Gagasankalbar.com – Pemerintah melalui Peraturan Menteri Keuangan (PMK) Nomor 15 Tahun 2026 mengubah skema pendanaan Koperasi Desa/Kelurahan Merah Putih. Dalam aturan terbaru, kewajiban cicilan pembiayaan tidak lagi dibebankan langsung kepada koperasi, melainkan ditanggung pemerintah melalui mekanisme dana transfer ke daerah.
Sebagaimana dikutip dari Bisnis.com, PMK tersebut ditandatangani Menteri Keuangan Purbaya Yudhi Sadewa pada 16 Maret 2026 dan diundangkan pada 1 April 2026.
Dalam beleid baru ini, pemerintah mengambil alih pembayaran cicilan pembiayaan proyek Koperasi Desa/Kelurahan Merah Putih (KDMP/KKMP). Pembayaran dilakukan melalui skema dana transfer ke daerah, berbeda dengan aturan sebelumnya yang menempatkan koperasi sebagai pihak yang bertanggung jawab atas angsuran.

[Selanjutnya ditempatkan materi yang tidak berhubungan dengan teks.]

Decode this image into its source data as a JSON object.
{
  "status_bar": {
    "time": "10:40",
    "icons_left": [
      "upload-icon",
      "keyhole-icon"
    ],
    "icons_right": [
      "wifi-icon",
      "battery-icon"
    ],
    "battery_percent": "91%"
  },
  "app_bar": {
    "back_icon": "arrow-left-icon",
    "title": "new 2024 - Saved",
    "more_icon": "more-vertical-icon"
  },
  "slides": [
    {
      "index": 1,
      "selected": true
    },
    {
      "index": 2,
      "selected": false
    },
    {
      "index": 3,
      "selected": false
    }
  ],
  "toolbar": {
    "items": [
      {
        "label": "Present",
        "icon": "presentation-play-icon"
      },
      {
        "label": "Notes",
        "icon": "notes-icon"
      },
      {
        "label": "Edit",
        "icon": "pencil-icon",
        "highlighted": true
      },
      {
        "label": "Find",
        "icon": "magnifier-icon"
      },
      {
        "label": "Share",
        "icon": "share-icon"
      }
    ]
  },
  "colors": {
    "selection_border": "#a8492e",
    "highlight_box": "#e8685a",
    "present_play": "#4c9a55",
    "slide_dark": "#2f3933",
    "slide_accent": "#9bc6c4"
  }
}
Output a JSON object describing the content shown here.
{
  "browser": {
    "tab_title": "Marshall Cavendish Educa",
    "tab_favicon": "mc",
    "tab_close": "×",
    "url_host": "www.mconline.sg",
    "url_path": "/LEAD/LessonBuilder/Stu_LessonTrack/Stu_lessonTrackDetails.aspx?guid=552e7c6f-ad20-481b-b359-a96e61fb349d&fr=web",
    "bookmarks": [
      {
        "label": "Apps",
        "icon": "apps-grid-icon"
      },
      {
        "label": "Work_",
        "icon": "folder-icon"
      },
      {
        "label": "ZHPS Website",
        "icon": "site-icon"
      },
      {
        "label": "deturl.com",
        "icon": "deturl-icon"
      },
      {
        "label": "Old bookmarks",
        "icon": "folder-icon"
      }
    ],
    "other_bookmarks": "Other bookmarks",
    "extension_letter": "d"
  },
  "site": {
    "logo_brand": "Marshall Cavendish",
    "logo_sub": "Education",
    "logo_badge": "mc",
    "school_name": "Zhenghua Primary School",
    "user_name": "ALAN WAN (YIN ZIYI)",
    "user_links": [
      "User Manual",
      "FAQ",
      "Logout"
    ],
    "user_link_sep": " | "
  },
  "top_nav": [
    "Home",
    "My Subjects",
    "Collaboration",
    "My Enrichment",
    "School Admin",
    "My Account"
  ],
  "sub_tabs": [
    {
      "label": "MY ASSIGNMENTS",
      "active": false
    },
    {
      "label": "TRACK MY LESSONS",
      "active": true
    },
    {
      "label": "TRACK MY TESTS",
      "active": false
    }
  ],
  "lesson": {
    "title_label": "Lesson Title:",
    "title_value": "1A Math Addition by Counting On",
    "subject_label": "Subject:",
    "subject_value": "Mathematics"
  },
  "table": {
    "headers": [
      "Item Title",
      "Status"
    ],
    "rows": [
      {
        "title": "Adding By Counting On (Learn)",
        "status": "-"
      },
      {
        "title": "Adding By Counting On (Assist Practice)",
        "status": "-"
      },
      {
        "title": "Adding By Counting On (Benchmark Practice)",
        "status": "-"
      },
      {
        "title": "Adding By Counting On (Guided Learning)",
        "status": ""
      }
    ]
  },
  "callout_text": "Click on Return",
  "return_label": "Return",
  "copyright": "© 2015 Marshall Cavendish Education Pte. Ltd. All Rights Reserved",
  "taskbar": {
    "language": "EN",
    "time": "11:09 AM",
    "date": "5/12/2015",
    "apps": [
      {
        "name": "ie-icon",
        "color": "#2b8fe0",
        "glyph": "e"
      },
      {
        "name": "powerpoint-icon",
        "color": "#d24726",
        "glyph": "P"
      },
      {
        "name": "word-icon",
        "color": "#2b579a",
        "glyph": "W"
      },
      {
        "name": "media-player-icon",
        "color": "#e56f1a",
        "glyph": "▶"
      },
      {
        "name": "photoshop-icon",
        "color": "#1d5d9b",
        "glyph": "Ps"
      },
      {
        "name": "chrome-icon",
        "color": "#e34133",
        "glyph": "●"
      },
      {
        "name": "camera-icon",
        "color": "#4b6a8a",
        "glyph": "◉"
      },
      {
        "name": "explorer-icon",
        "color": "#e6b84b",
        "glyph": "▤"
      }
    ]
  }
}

Selain itu, terdapat perubahan dalam mekanisme penyaluran pembiayaan. Jika pada aturan sebelumnya perbankan dapat menyalurkan pembiayaan langsung ke koperasi sebagai modal awal, kini pembiayaan disalurkan melalui PT Agrinas Pangan Nusantara (Persero) sebagai pelaksana proyek. Penyaluran ini difokuskan pada pembangunan fisik seperti gerai, pergudangan, serta kelengkapan operasional koperasi.
PMK Nomor 15 Tahun 2026 juga mengatur sejumlah ketentuan baru, di antaranya pembiayaan melalui PT Agrinas Pangan Nusantara, fokus penggunaan dana untuk infrastruktur operasional koperasi, serta perubahan skema pembayaran utang yang kini ditanggung negara melalui dana transfer seperti Dana Alokasi Umum (DAU), Dana Bagi Hasil (DBH), dan dana desa.
Selain itu, masa tenggang pembiayaan diperpanjang menjadi 12 bulan dengan tenor pinjaman hingga 6 tahun. Plafon pembiayaan ditetapkan maksimal Rp3 miliar yang kini dihitung per gerai, bukan lagi per koperasi.
Perubahan signifikan juga terjadi pada skema pembayaran utang. Dalam PMK Nomor 49 Tahun 2025 sebelumnya, dana transfer daerah hanya berfungsi sebagai dana talangan jika koperasi tidak mampu membayar kewajiban. Namun dalam PMK terbaru, kewajiban angsuran pokok dan bunga diambil alih oleh pemerintah.
Mekanisme pembayaran dilakukan melalui pemotongan DAU atau DBH setiap bulan untuk koperasi kelurahan, serta melalui alokasi dana desa yang dibayarkan setiap tahun untuk koperasi desa.
Dampak lain dari perubahan ini adalah status kepemilikan aset. Jika sebelumnya aset hasil pembiayaan menjadi milik koperasi dan dijadikan jaminan, kini seluruh aset berupa gerai, pergudangan, dan kelengkapan operasional yang dibangun melalui skema tersebut menjadi milik pemerintah daerah atau pemerintah desa.